30/09/2014

Crocs trying to monopolize marketplace, competitor says


Crocs ©
A family-owned, Nevada-based shoe company is taking on the giant shoe maker Crocs, accusing it of creating a monopoly by suing smaller competitors and putting them out of business.

In a lawsuit filed on Wednesday 10th September, in federal court in Nevada, USA Dawgs said Crocs Inc was using "sham" patent lawsuits in order to "litigate its competition out of the market."

"Crocs has managed to put everybody out of business," said Brian Elliott, the Las Vegas company's in-house attorney. "We're the last one standing from their original round of lawsuits and it's been a struggle with the weight of a billion dollar company that keeps filing lawsuits against you."

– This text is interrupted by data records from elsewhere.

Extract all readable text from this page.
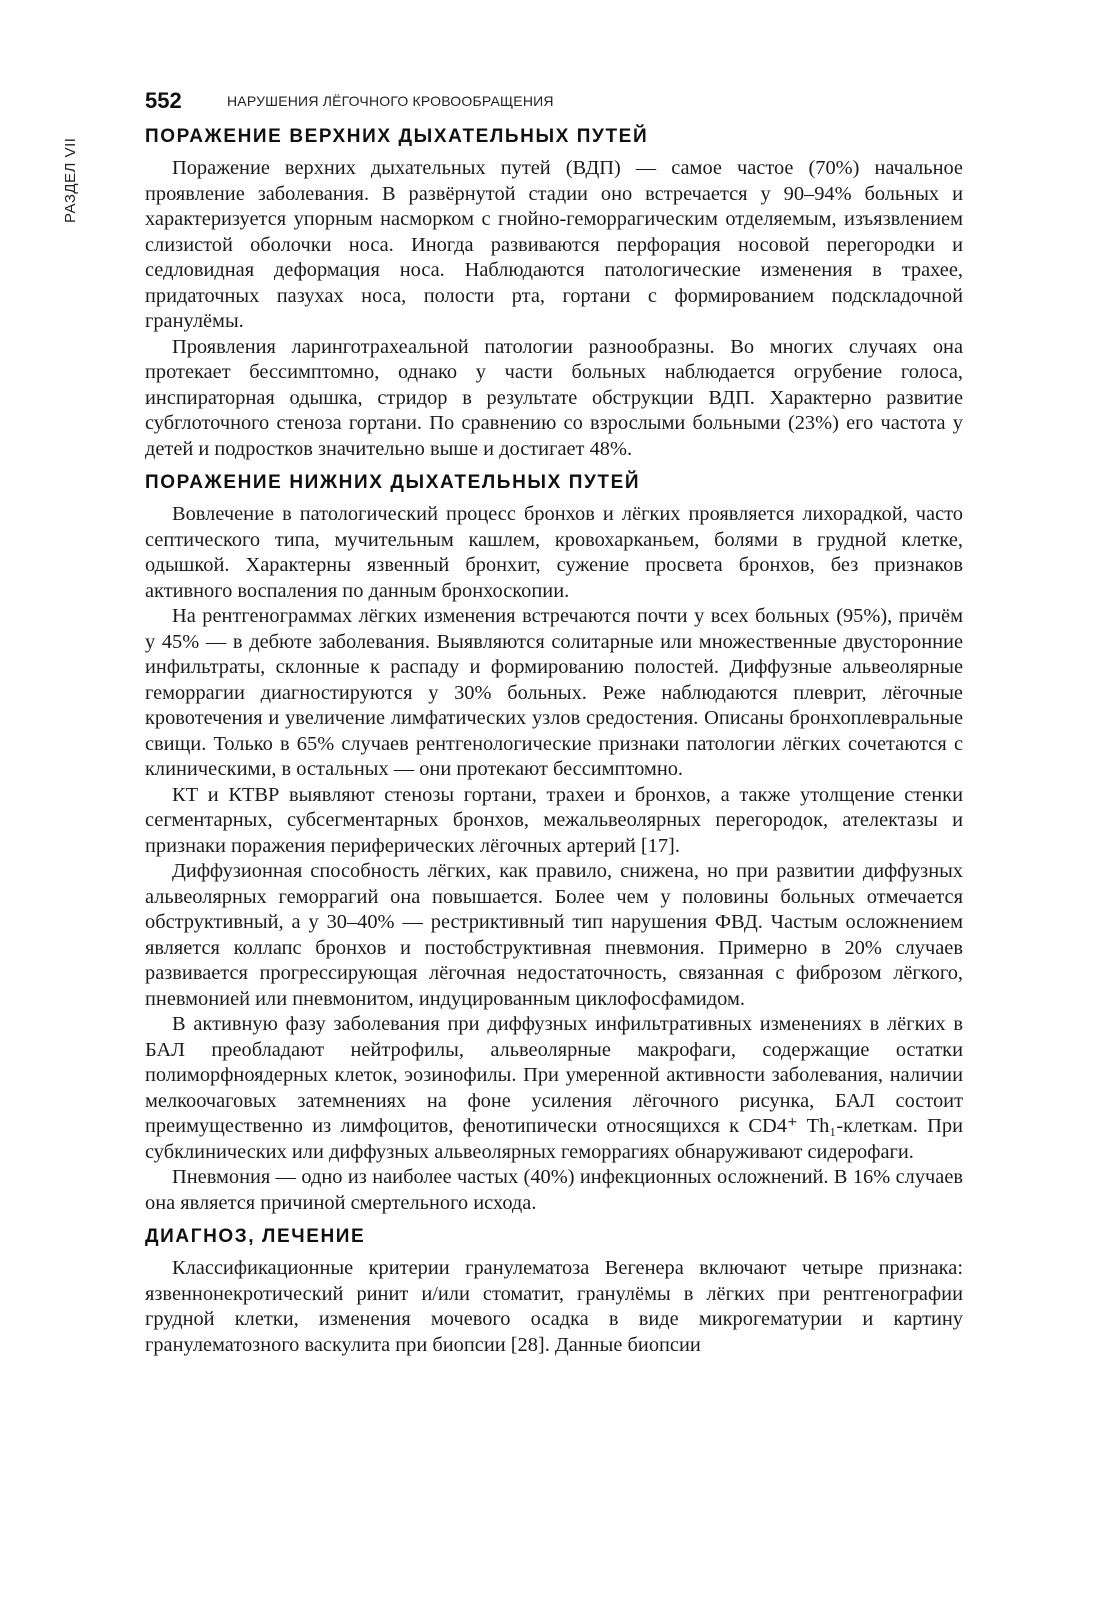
РАЗДЕЛ VII
552	НАРУШЕНИЯ ЛЁГОЧНОГО КРОВООБРАЩЕНИЯ
ПОРАЖЕНИЕ ВЕРХНИХ ДЫХАТЕЛЬНЫХ ПУТЕЙ

Поражение верхних дыхательных путей (ВДП) — самое частое (70%) начальное проявление заболевания. В развёрнутой стадии оно встречается у 90–94% больных и характеризуется упорным насморком с гнойно-геморрагическим отделяемым, изъязвлением слизистой оболочки носа. Иногда развиваются перфорация носовой перегородки и седловидная деформация носа. Наблюдаются патологические изменения в трахее, придаточных пазухах носа, полости рта, гортани с формированием подскладочной гранулёмы.

Проявления ларинготрахеальной патологии разнообразны. Во многих случаях она протекает бессимптомно, однако у части больных наблюдается огрубение голоса, инспираторная одышка, стридор в результате обструкции ВДП. Характерно развитие субглоточного стеноза гортани. По сравнению со взрослыми больными (23%) его частота у детей и подростков значительно выше и достигает 48%.

ПОРАЖЕНИЕ НИЖНИХ ДЫХАТЕЛЬНЫХ ПУТЕЙ

Вовлечение в патологический процесс бронхов и лёгких проявляется лихорадкой, часто септического типа, мучительным кашлем, кровохарканьем, болями в грудной клетке, одышкой. Характерны язвенный бронхит, сужение просвета бронхов, без признаков активного воспаления по данным бронхоскопии.

На рентгенограммах лёгких изменения встречаются почти у всех больных (95%), причём у 45% — в дебюте заболевания. Выявляются солитарные или множественные двусторонние инфильтраты, склонные к распаду и формированию полостей. Диффузные альвеолярные геморрагии диагностируются у 30% больных. Реже наблюдаются плеврит, лёгочные кровотечения и увеличение лимфатических узлов средостения. Описаны бронхоплевральные свищи. Только в 65% случаев рентгенологические признаки патологии лёгких сочетаются с клиническими, в остальных — они протекают бессимптомно.

КТ и КТВР выявляют стенозы гортани, трахеи и бронхов, а также утолщение стенки сегментарных, субсегментарных бронхов, межальвеолярных перегородок, ателектазы и признаки поражения периферических лёгочных артерий [17].

Диффузионная способность лёгких, как правило, снижена, но при развитии диффузных альвеолярных геморрагий она повышается. Более чем у половины больных отмечается обструктивный, а у 30–40% — рестриктивный тип нарушения ФВД. Частым осложнением является коллапс бронхов и постобструктивная пневмония. Примерно в 20% случаев развивается прогрессирующая лёгочная недостаточность, связанная с фиброзом лёгкого, пневмонией или пневмонитом, индуцированным циклофосфамидом.

В активную фазу заболевания при диффузных инфильтративных изменениях в лёгких в БАЛ преобладают нейтрофилы, альвеолярные макрофаги, содержащие остатки полиморфноядерных клеток, эозинофилы. При умеренной активности заболевания, наличии мелкоочаговых затемнениях на фоне усиления лёгочного рисунка, БАЛ состоит преимущественно из лимфоцитов, фенотипически относящихся к CD4⁺ Th₁-клеткам. При субклинических или диффузных альвеолярных геморрагиях обнаруживают сидерофаги.

Пневмония — одно из наиболее частых (40%) инфекционных осложнений. В 16% случаев она является причиной смертельного исхода.

ДИАГНОЗ, ЛЕЧЕНИЕ

Классификационные критерии гранулематоза Вегенера включают четыре признака: язвеннонекротический ринит и/или стоматит, гранулёмы в лёгких при рентгенографии грудной клетки, изменения мочевого осадка в виде микрогематурии и картину гранулематозного васкулита при биопсии [28]. Данные биопсии
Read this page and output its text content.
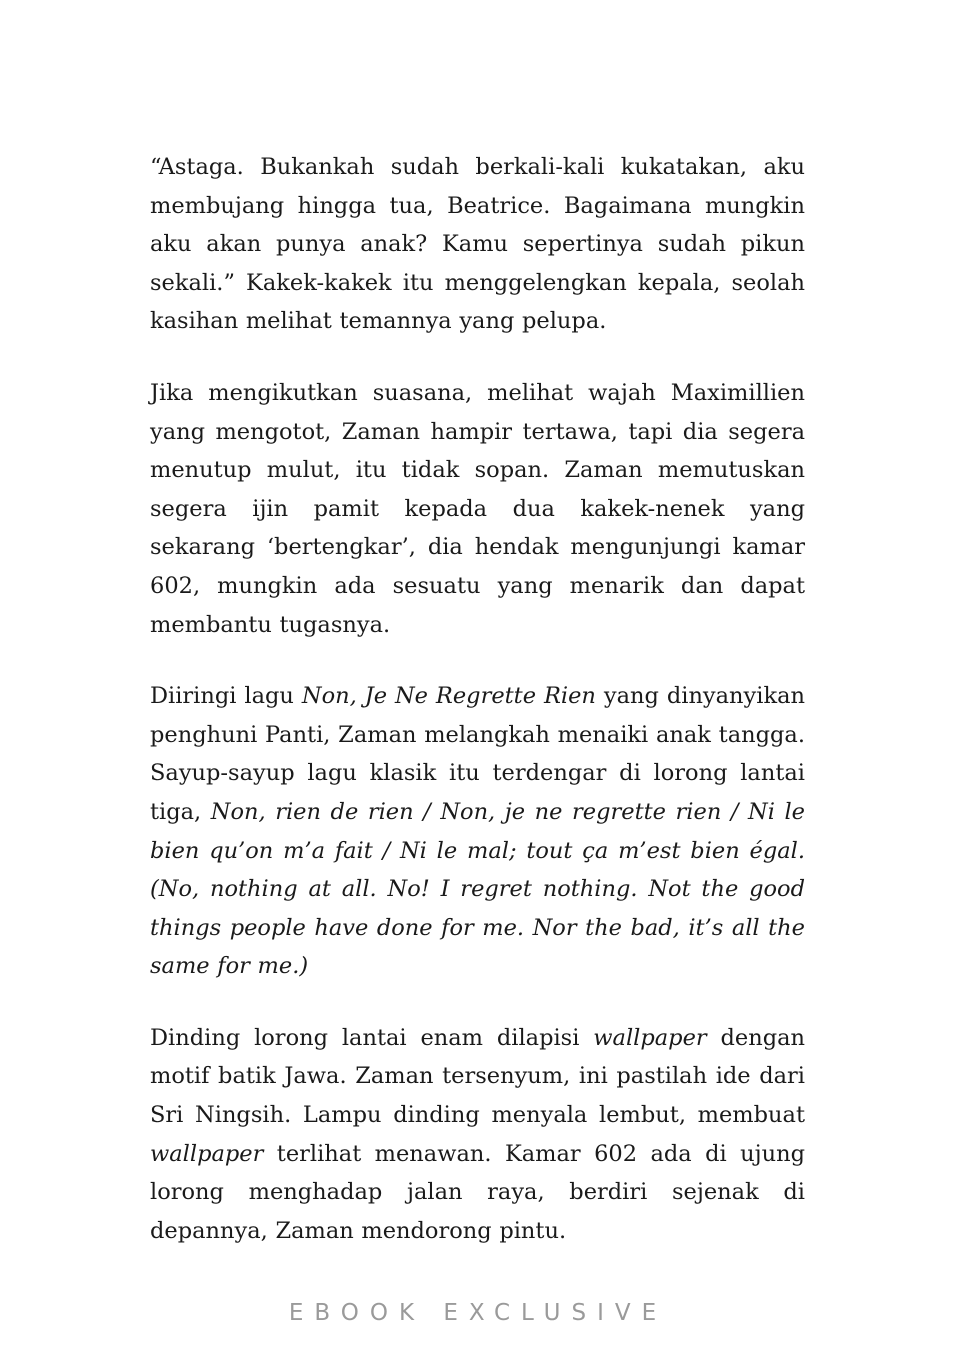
“Astaga. Bukankah sudah berkali-kali kukatakan, aku membujang hingga tua, Beatrice. Bagaimana mungkin aku akan punya anak? Kamu sepertinya sudah pikun sekali.” Kakek-kakek itu menggelengkan kepala, seolah kasihan melihat temannya yang pelupa.

Jika mengikutkan suasana, melihat wajah Maximillien yang mengotot, Zaman hampir tertawa, tapi dia segera menutup mulut, itu tidak sopan. Zaman memutuskan segera ijin pamit kepada dua kakek-nenek yang sekarang ‘bertengkar’, dia hendak mengunjungi kamar 602, mungkin ada sesuatu yang menarik dan dapat membantu tugasnya.

Diiringi lagu Non, Je Ne Regrette Rien yang dinyanyikan penghuni Panti, Zaman melangkah menaiki anak tangga. Sayup-sayup lagu klasik itu terdengar di lorong lantai tiga, Non, rien de rien / Non, je ne regrette rien / Ni le bien qu’on m’a fait / Ni le mal; tout ça m’est bien égal. (No, nothing at all. No! I regret nothing. Not the good things people have done for me. Nor the bad, it’s all the same for me.)

Dinding lorong lantai enam dilapisi wallpaper dengan motif batik Jawa. Zaman tersenyum, ini pastilah ide dari Sri Ningsih. Lampu dinding menyala lembut, membuat wallpaper terlihat menawan. Kamar 602 ada di ujung lorong menghadap jalan raya, berdiri sejenak di depannya, Zaman mendorong pintu.

EBOOK EXCLUSIVE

Crocs is by far the biggest manufacturer of the springy-soled clogs, made from ethyl vinyl acetate, a plastic. Although profits have declined recently, it reached $1 billion in annual sales in 2011 and has cornered more than 90 percent of the market, according to the complaint.

A representatives for Crocs, which is based in Colorado, said the company does not comment on pending litigation.

Dawgs said in the lawsuit that in 2006 Crocs obtained two patents it did not deserve because EVA-based shoes were already available. Crocs and its founder, Scott Seamans, however, "fraudulently concealed" relevant facts, including the shoes' Italian origins, from the U.S. Patent and Trademark Office to obtain the patents, according to the complaint.

Based on the patents, Elliott said, Crocs in 2011 won an import ban from the U.S. International Trade Commission, preventing competitors from selling clogs similar to its own in the United States.
Crocs also sued several other shoe makers for infringement, including Effervescent, Gen-X Sports and Holey Soles, the complaint said.

The Crocs suits against Dawgs, its distributor and one of its biggest clients, CVS, are on hold, Elliott said, because Dawgs has asked the USPTO to review Crocs' patents. Last year the agency issued a preliminary decision cancelling one of the two patents, he added.

Meanwhile, Dawgs said U.S. consumers were paying more for the popular clogs because competition in the sector had been "virtually eliminated."

The case is USA Dawgs, Inc v. Crocs, Inc, U.S. District Court for the District of Nevada, No. 14-cv-1461.